「そろそろ、お腹すいた~!」


「じゃあフードコートでも行く?」



「うん!」


フードコートに来たけど、人がいっぱいだ。


「凄い混んでるね。」


健人と目があった。
これは、やる気だ。


「なあ、椎名と三島?
どっちが早く席とれるか勝負しようぜ?」


「いいね~!

私たち負けないよ?
席が空くまでその人を睨み続けるもん(笑)」


それって、子犬のお願いにしか見えないよ?


「じゃあ、席取ったら、グルにLINEね!」


そうやって男女別のゲームが始まった。


「健人!行きますか!」


「だな。

あれよくね?」


さっそく、ターゲットを決めたそうだ。




「腹減った~!

席空いてねーの?
ねぇ、ひーくん不機嫌になってないで、
席探してよ。」


「…」


いつも通りに行う。


すると、

「あ、ここ空きます。
良かったら使ってください。」


「わー!ありがとう!

ほら、ひーくんも!」


「あ、ありがとうございます。

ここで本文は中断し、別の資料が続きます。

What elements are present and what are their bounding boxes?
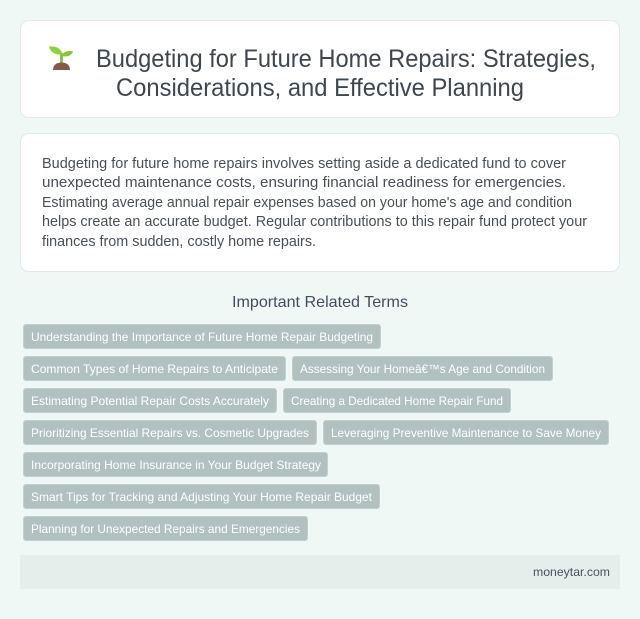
title (96, 45, 596, 102)
footer: moneytar.com (533, 565, 610, 579)
heading: related terms: Important Related Terms (232, 294, 408, 311)
tag (24, 452, 328, 476)
summary text: Estimating average annual repair expenses based on your home's age and condition (42, 194, 572, 211)
tag: Estimating Potential Repair Costs Accurately (31, 394, 269, 408)
tag (24, 516, 308, 540)
tag: Common Types of Home Repairs to Anticipate (31, 362, 278, 376)
summary text: helps create an accurate budget. Regular contributions to this repair fund protect your (42, 213, 587, 230)
footer (20, 555, 620, 589)
summary text: finances from sudden, costly home repairs. (42, 233, 316, 250)
tag: Incorporating Home Insurance in Your Budget Strategy (31, 458, 321, 472)
panel: summary card (20, 134, 620, 272)
summary text: unexpected maintenance costs, ensuring financial readiness for emergencies. (42, 174, 566, 191)
tag: Planning for Unexpected Repairs and Emergencies (31, 522, 300, 536)
panel: title card (20, 20, 620, 118)
tag: Leveraging Preventive Maintenance to Save Money (331, 426, 601, 440)
tag: Creating a Dedicated Home Repair Fund (291, 394, 503, 408)
tag: Smart Tips for Tracking and Adjusting Your Home Repair Budget (31, 490, 373, 504)
title: Considerations, and Effective Planning (116, 74, 524, 102)
tag (24, 420, 316, 444)
tag (292, 356, 552, 380)
summary text: Budgeting for future home repairs involves setting aside a dedicated fund to cover (42, 155, 566, 172)
tag: Prioritizing Essential Repairs vs. Cosmetic Upgrades (31, 426, 309, 440)
title: Budgeting for Future Home Repairs: Strategies, (96, 45, 596, 73)
tag (24, 388, 276, 412)
tag (24, 484, 380, 508)
icon: seedling (49, 46, 73, 70)
tag: Understanding the Importance of Future Home Repair Budgeting (31, 330, 373, 344)
tag (24, 324, 380, 348)
tags: related terms (24, 324, 608, 540)
tag: Assessing Your Homeâ€™s Age and Condition (300, 362, 545, 376)
tag (24, 356, 286, 380)
tag (284, 388, 510, 412)
summary text (42, 155, 587, 250)
tag (324, 420, 608, 444)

」


いつもこんな方法でGETしている。
グルにLINEしたら早すぎって驚かれた。

それもそうか。

健人がクールな俺様系を装って、
俺が可愛い系を装って会話をするだけで、

メイクの濃い高校生?か、大学生が譲って
くれるから。

我ながら卑怯な手だ。

健人が背が高いお陰で高校生に見られる。


だから、昔、


「健人くんって言うんだ~!
カッコいい~!

ねぇ、アド交換しよう~!」


うざったいやつに絡まれたこともある。


だから、偽名で(笑)
我ながら徹底してますな。


そして、健人の凄いところは、譲ってもらった人にさりげなく微笑むこと。

これでただの不機嫌野郎じゃなくてほとんどの女が頬を赤らめる。